The focus on creating an identity in the community - not to mention being valued by that community - along with the introduction of practical, vocational lessons, has had a huge impact. When Thompson-Williams became principal, the school had 525 students and numbers were falling. Today, 900 are enrolled. Academic results have also improved significantly. “We are now a C and we were a C last year, so we’re maintaining,” she says.

She has also been amazed by the traction RAW has gained since the project was launched. Thanks to RAW, artists have already produced 33 murals at the local Eneida M Hartner elementary school in Miami and the project is also being rolled out to schools in the Denver area; to reflect this, the acronym RAW now stands for “Reimagining the Arts in the World”.

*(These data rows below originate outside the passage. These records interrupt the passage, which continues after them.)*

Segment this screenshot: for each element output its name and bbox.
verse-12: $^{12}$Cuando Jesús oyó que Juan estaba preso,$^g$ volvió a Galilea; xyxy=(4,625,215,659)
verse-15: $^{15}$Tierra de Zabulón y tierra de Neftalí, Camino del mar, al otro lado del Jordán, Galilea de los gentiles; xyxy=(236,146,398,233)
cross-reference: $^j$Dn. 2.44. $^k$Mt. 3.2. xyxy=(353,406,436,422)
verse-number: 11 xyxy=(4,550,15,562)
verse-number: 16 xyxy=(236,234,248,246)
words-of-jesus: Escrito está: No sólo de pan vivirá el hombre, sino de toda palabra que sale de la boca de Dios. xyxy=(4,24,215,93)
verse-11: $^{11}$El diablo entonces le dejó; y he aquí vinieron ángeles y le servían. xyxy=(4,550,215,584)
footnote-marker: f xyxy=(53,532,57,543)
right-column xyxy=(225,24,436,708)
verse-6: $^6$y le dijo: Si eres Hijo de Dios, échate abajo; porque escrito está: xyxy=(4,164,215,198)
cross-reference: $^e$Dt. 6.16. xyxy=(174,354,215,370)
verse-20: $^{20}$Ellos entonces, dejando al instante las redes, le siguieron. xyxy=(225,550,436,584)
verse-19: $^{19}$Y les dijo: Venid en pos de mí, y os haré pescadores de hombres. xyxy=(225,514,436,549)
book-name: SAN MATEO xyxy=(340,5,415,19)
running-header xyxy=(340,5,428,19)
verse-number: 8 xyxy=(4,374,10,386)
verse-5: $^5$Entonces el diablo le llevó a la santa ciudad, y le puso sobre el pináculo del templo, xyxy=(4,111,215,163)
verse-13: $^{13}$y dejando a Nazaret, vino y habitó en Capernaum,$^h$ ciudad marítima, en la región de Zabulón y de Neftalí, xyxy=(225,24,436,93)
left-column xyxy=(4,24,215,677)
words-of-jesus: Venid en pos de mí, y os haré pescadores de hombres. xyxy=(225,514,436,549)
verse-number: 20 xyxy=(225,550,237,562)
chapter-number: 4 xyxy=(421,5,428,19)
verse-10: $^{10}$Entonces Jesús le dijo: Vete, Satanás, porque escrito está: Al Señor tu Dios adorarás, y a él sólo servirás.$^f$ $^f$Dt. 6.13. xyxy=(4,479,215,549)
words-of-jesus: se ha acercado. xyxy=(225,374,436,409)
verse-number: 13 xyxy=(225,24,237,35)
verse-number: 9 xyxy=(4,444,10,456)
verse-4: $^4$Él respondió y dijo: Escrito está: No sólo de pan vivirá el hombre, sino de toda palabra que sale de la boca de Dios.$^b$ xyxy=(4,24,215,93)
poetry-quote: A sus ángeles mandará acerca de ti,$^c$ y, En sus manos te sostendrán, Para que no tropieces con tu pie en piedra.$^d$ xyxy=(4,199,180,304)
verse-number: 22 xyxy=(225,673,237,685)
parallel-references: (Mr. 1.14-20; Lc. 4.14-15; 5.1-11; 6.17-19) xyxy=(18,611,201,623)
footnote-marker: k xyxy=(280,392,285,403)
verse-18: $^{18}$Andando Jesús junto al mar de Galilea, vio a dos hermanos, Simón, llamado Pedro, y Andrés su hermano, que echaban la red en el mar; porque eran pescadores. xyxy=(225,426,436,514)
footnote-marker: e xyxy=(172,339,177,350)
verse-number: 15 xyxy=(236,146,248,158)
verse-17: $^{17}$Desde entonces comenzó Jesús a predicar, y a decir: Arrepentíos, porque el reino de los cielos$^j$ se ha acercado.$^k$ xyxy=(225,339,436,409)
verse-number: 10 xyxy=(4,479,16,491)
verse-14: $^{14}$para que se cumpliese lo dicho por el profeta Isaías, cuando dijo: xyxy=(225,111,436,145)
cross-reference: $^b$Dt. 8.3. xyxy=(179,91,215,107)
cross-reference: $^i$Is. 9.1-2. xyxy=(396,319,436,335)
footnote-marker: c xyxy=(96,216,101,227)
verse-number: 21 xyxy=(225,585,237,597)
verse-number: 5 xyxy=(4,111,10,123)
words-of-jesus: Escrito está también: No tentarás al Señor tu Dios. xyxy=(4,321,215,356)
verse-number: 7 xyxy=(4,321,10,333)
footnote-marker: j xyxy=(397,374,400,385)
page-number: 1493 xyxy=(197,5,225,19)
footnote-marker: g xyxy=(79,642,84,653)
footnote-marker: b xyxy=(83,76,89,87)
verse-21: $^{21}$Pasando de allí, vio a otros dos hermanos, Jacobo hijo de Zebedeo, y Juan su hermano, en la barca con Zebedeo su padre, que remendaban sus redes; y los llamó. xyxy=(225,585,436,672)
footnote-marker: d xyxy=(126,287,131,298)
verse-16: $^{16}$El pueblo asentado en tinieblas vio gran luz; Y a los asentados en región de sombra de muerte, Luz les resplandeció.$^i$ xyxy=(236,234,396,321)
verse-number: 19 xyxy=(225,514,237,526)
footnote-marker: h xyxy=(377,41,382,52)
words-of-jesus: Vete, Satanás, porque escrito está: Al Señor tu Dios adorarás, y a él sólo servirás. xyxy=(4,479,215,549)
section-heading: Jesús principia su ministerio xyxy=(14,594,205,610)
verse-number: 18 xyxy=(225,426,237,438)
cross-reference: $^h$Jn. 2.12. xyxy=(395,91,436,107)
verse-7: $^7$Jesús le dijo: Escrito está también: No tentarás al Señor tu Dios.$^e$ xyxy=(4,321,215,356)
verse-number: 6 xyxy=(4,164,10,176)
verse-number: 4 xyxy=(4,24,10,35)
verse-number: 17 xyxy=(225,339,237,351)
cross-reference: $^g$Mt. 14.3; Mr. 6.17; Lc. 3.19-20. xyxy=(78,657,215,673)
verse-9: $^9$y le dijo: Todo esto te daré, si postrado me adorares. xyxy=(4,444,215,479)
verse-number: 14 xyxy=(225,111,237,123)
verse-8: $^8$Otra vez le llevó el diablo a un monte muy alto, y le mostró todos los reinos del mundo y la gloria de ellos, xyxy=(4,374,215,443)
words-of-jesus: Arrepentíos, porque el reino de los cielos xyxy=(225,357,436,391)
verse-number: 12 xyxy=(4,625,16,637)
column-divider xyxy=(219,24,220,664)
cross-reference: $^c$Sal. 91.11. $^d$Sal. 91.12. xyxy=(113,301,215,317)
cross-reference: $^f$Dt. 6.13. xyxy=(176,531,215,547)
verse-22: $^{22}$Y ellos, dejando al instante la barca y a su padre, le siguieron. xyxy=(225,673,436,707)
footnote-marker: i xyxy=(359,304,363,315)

Thompson-Williams says she essentially acts as an educational consultant for the organisation, which has been contacted by numerous schools and organisations from around the world who are interested in embracing this unique approach.

She explains: “RAW uses me as a sounding board or it gets me to conference-call into people who may want a little bit more information about ‘what is this going to do for me and how is this impacting on education?’”

The school is proof that the RAW approach can work. Thompson-Williams says the murals on the walls are a reminder of just how far the school has come - and how engagement with the local community and a focus on the arts can greatly affect not only pupils, but teachers, too.

“You can’t be upset in a school like this,” she says.

“You walk in here and there has got to be a mural that’s going to catch your eye and make you smile and think ‘wow, I’m here’.”